According to the BOM, ‘El Niño’s often lead to drier conditions over large parts of Australia, while La Niña’s tend to enhance rainfall over much of the continent’. However, it must be noted that not every drought is associated with El Niño nor every wet year with La Niña.
In this analysis we have examined the El Niño and La Niña events which have been considered moderate to strong from 1960 to 2015 in order to determine what impact these events have on grain crops by analysing the year on year change in wheat production.
In Figure 1, we see the year-on-year impact of El Niño split into east coast and west coast. In the period 1960-2015, seven of 11 El Niño years have recorded a reduction in wheat production, with six of these years recording a > 20% reduction. In Western Australia the impact of El Niño has been less negative, with six out 11 event years recording an increase. However, only two of these years record > 20% increase. In addition, during the years of production decline, three of these years recorded large production falls of > 20%.
The year-on-year impact of La Niña is displayed on both the east and west coasts as highlighted in Figure 2. In the period 1960-2015, there have been eight La Niña events. The east coast during these La Niña events experienced six years where production has been higher, with four being > 15% and two events where production reduced by > 20%.
The impact of La Niña in WA has caused four out of eight years to have a production contraction, with three of those years having a > 20% decline. The La Niña years with an increase in production in WA have resulted in smaller increases than the east coast with the exception of 1988.

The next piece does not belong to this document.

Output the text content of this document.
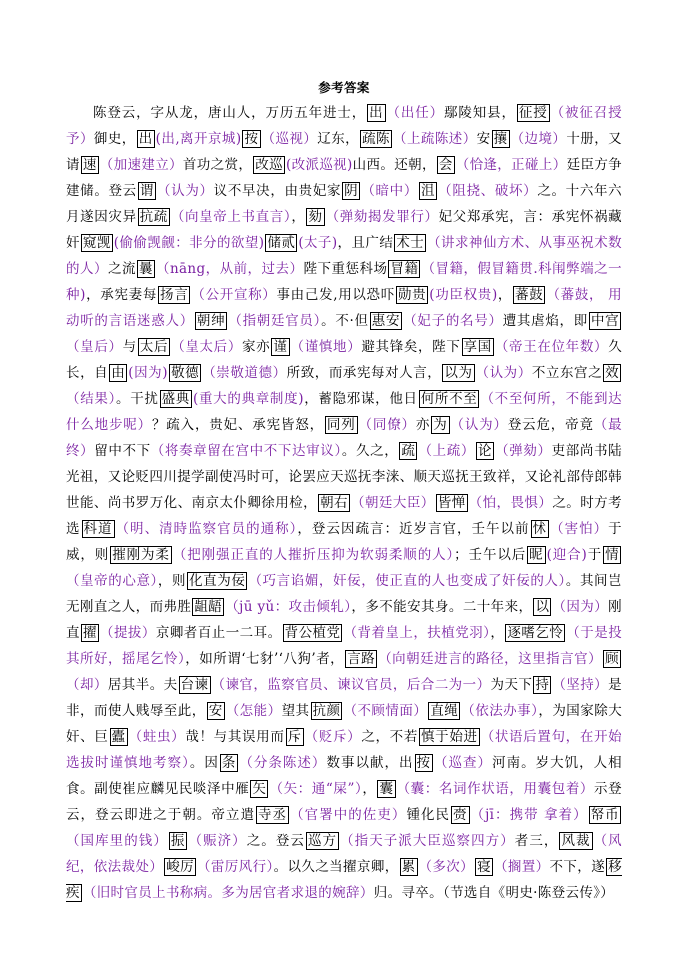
参考答案

陈登云，字从龙，唐山人，万历五年进士， 出 （出任）鄢陵知县， 征授 （被征召授予）御史， 出 (出,离开京城) 按 （巡视）辽东， 疏陈 （上疏陈述）安 攘 （边境）十册，又请 速 （加速建立）首功之赏， 改巡 (改派巡视)山西。还朝， 会 （恰逢，正碰上）廷臣方争建储。登云 谓 （认为）议不早决，由贵妃家 阴 （暗中） 沮 （阻挠、破坏）之。十六年六月遂因灾异 抗疏 （向皇帝上书直言）， 劾 （弹劾揭发罪行）妃父郑承宪，言：承宪怀祸藏奸 窥觊 (偷偷觊觎：非分的欲望) 储贰 (太子)，且广结 术士 （讲求神仙方术、从事巫祝术数的人）之流 曩 （nāng，从前，过去）陛下重惩科场 冒籍 （冒籍，假冒籍贯.科闱弊端之一种)，承宪妻每 扬言 （公开宣称）事由己发,用以恐吓 勋贵 (功臣权贵)， 蕃鼓 （蕃鼓， 用动听的言语迷惑人） 朝绅 （指朝廷官员）。不·但 惠安 （妃子的名号）遭其虐焰，即 中宫（皇后）与 太后 （皇太后）家亦 谨 （谨慎地）避其锋矣，陛下 享国 （帝王在位年数）久长，自 由 (因为) 敬德 （崇敬道德）所致，而承宪每对人言， 以为 （认为）不立东宫之 效（结果）。干扰 盛典 (重大的典章制度)，蓄隐邪谋，他日 何所不至 （不至何所，不能到达什么地步呢）？疏入，贵妃、承宪皆怒， 同列 （同僚）亦 为 （认为）登云危，帝竟（最终）留中不下（将奏章留在宫中不下达审议）。久之， 疏 （上疏） 论 （弹劾）吏部尚书陆光祖，又论贬四川提学副使冯时可，论罢应天巡抚李涞、顺天巡抚王致祥，又论礼部侍郎韩世能、尚书罗万化、南京太仆卿徐用检， 朝右 （朝廷大臣） 皆惮 （怕，畏惧）之。时方考选 科道 （明、清時监察官员的通称），登云因疏言：近岁言官，壬午以前 怵 （害怕）于威，则 摧刚为柔 （把刚强正直的人摧折压抑为软弱柔顺的人）；壬午以后 昵 (迎合)于 情（皇帝的心意），则 化直为佞 （巧言谄媚，奸佞，使正直的人也变成了奸佞的人）。其间岂无刚直之人，而弗胜 龃龉 （jū yǔ：攻击倾轧），多不能安其身。二十年来， 以 （因为）刚直 擢 （提拔）京卿者百止一二耳。 背公植党 （背着皇上，扶植党羽）， 逐嗜乞怜 （于是投其所好，摇尾乞怜），如所谓‘七豺’‘八狗’者， 言路 （向朝廷进言的路径，这里指言官） 顾（却）居其半。夫 台谏 （谏官，监察官员、谏议官员，后合二为一）为天下 持 （坚持）是非，而使人贱辱至此， 安 （怎能）望其 抗颜 （不顾情面） 直绳 （依法办事），为国家除大奸、巨 蠹 （蛀虫）哉！与其误用而 斥 （贬斥）之，不若 慎于始进 （状语后置句，在开始选拔时谨慎地考察）。因 条 （分条陈述）数事以献，出 按 （巡查）河南。岁大饥，人相食。副使崔应麟见民啖泽中雁 矢 （矢：通“屎”）， 囊 （囊：名词作状语，用囊包着）示登云，登云即进之于朝。帝立遣 寺丞 （官署中的佐吏）锺化民 赍 （jī：携带 拿着） 帑币（国库里的钱） 振 （赈济）之。登云 巡方 （指天子派大臣巡察四方）者三， 风裁 （风纪，依法裁处） 峻厉 （雷厉风行）。以久之当擢京卿， 累 （多次） 寝 （搁置）不下，遂 移疾 （旧时官员上书称病。多为居官者求退的婉辞）归。寻卒。（节选自《明史·陈登云传》）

In both Figures 1 and 2, it is evident that since the mid 1980s in Australia El Niño events have overall been negative for crop production and La Niña events have been positive, with the exception of 2010 in WA.
In Figure 3, the year-on-year impact of La Niña and El Niño is detailed at a global level. During an El Niño year we can determine that production was reduced in six years out of 11, and increased in five years with no changes of more than 10% on a global level.
During La Niña years, global production has increased in three out of eight years, whilst production has decreased in five years. At present, the market is not yet overly concerned with La Niña. However, it does have the potential to impact greatly on the US crop through drier weather and eastern Australia through wetter than average conditions. If La Niña starts to impact on the US crop production, then we are likely to see risk premiums emerge in US futures markets, which will flow on to our own prices.[key_points]
What does this mean?
The market is looking for information to provide direction. The anxiety resulting from the potential for a La Niña can result in the formation of a risk premium in Chicago futures, as buyers seek to reduce risk from US related supply issues.
Australian growers would therefore benefit from a rise in futures prices.